Они выяснили, что сегодня в полдень никто ничего не слышал, даже отдаленного эха выстрела.
Они прошли еще несколько шагов-до того места, где сквозь призрачное переплетение лесного орешника можно было видеть внизу, в долине, хутор Хеммерес, словно слабо фосфоресцирующий кусок гнилушки.
Солдатам, стоявшим в окопах по обе стороны дороги, поднимавшейся вверх от Хеммереса, Джон сказал:
– Сегодня будьте особенно внимательны! Я жду доктора, который должен появиться вечером. Передайте это тем, кто вас сменит!

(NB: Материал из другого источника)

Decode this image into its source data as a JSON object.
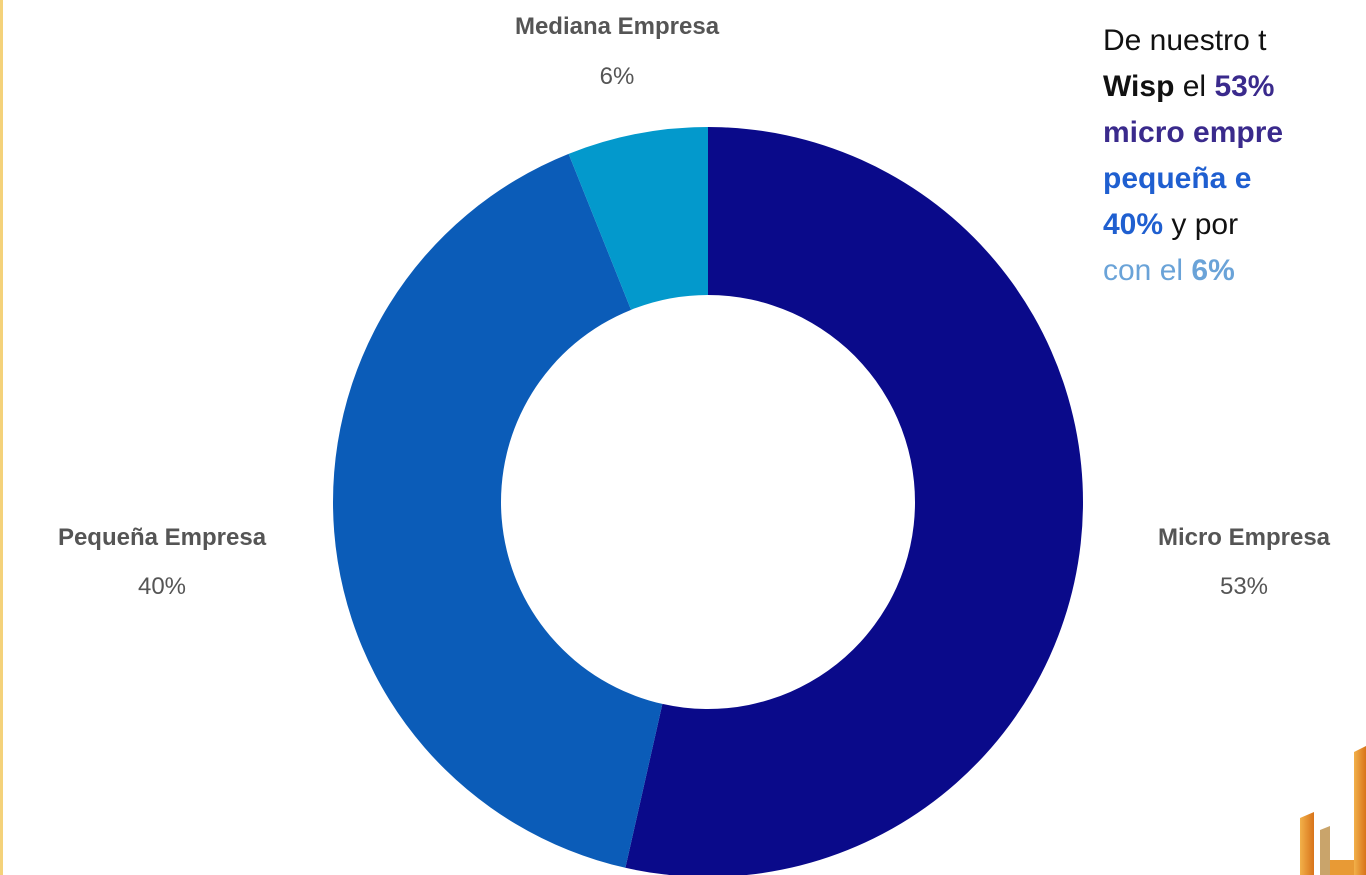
{
  "chart_data": {
    "type": "pie",
    "style": "donut",
    "slices": [
      {
        "label": "Micro Empresa",
        "value_label": "53%",
        "value": 53,
        "color": "#0a0a8a"
      },
      {
        "label": "Pequeña Empresa",
        "value_label": "40%",
        "value": 40,
        "color": "#0b5cb8"
      },
      {
        "label": "Mediana Empresa",
        "value_label": "6%",
        "value": 6,
        "color": "#0399cc"
      }
    ],
    "legend": "none"
  },
  "text": {
    "line1": "De nuestro t",
    "line2_a": "Wisp",
    "line2_b": " el ",
    "line2_c": "53%",
    "line3": "micro empre",
    "line4": "pequeña e",
    "line5_a": "40%",
    "line5_b": " y por ",
    "line6_a": "con el ",
    "line6_b": "6%"
  },
  "colors": {
    "label_text": "#555555",
    "border": "#f4d27a",
    "logo": "#e08a1a"
  },
  "icons": {
    "logo": "orange-logo-icon"
  }
}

Он мог не сомневаться, что они знают, кого он имеет в виду. Для солдат 3-й роты доктор был фигурой знакомой.
Джон подумал: если бы операция состоялась, было бы весьма кстати, что ночь ожидается такая темная. Луна узеньким серпом виднелась на востоке; в одну из ближайших ночей наступит новолуние.
На обратном пути он снова погрузился в воспоминания о своем разговоре с Шефольдом в прошлую субботу. Тогда он еще не осознавал, что взялся вести дело-дело Динклаге. Это он понял лишь спустя какое-то время, хотя и довольно скоро – не позднее, чем на лекции у полковника Р.
Но сейчас, похоже, речь шла уже не о деле Динклаге, а о деле Шефольда, и если еще можно было сомневаться в том, действительно ли он взялся за дело Динклаге, то уже не могло быть никакого сомнения относительно того, что дело Шефольда так и останется за ним. Конечно, не он один виноват в том, что теперь появилось еще и дело Шефольда. Но его не утешало то, что другие – прежде всего майор Динклаге, потом этот коммунист, а также женщина, которая была посредницей между майором и коммунистом, – столь же ответственны за переход Шефольда через линию фронта, как и он, Джон Кимброу. В конце концов, довольно было бы одного его слова, чтобы предотвратить этот поход, из которого доктор, судя по всему, не вернется.
Пока еще он отгонял от себя предположение, которое в худшем случае, то есть если Шефольд не вернется, напрашивалось само собой, но зато он вдруг осознал различие между делом Динклаге и делом Шефольда. В деле Динклаге он мог только представлять, защищать его интересы как адвокат (не имеющий законного разрешения) перед высшими инстанциями, в то время как в процессе по делу Шефольда он принадлежал к обвиняемым и ему самому надо было подыскивать себе хорошего адвоката, который мог бы вытащить его, если начнется суд.
Регионализм
Сколько лет ему было, когда отец взял его в большое путешествие по Окефеноки, вдоль заросшей соснами долины, до самого моря? Восемь? Девять? Десять? Он уже и не помнил точно.
Отец утверждал, что умеет различать все двадцать шесть видов пеночки-трещотки. Он показал Джону пеночек с золотистым оперением и с гребешками апельсинного цвета, обитающих в ветвях магнолии и мирта. Он говорил: «Пеночки-трещотки водятся только у нас, в Америке».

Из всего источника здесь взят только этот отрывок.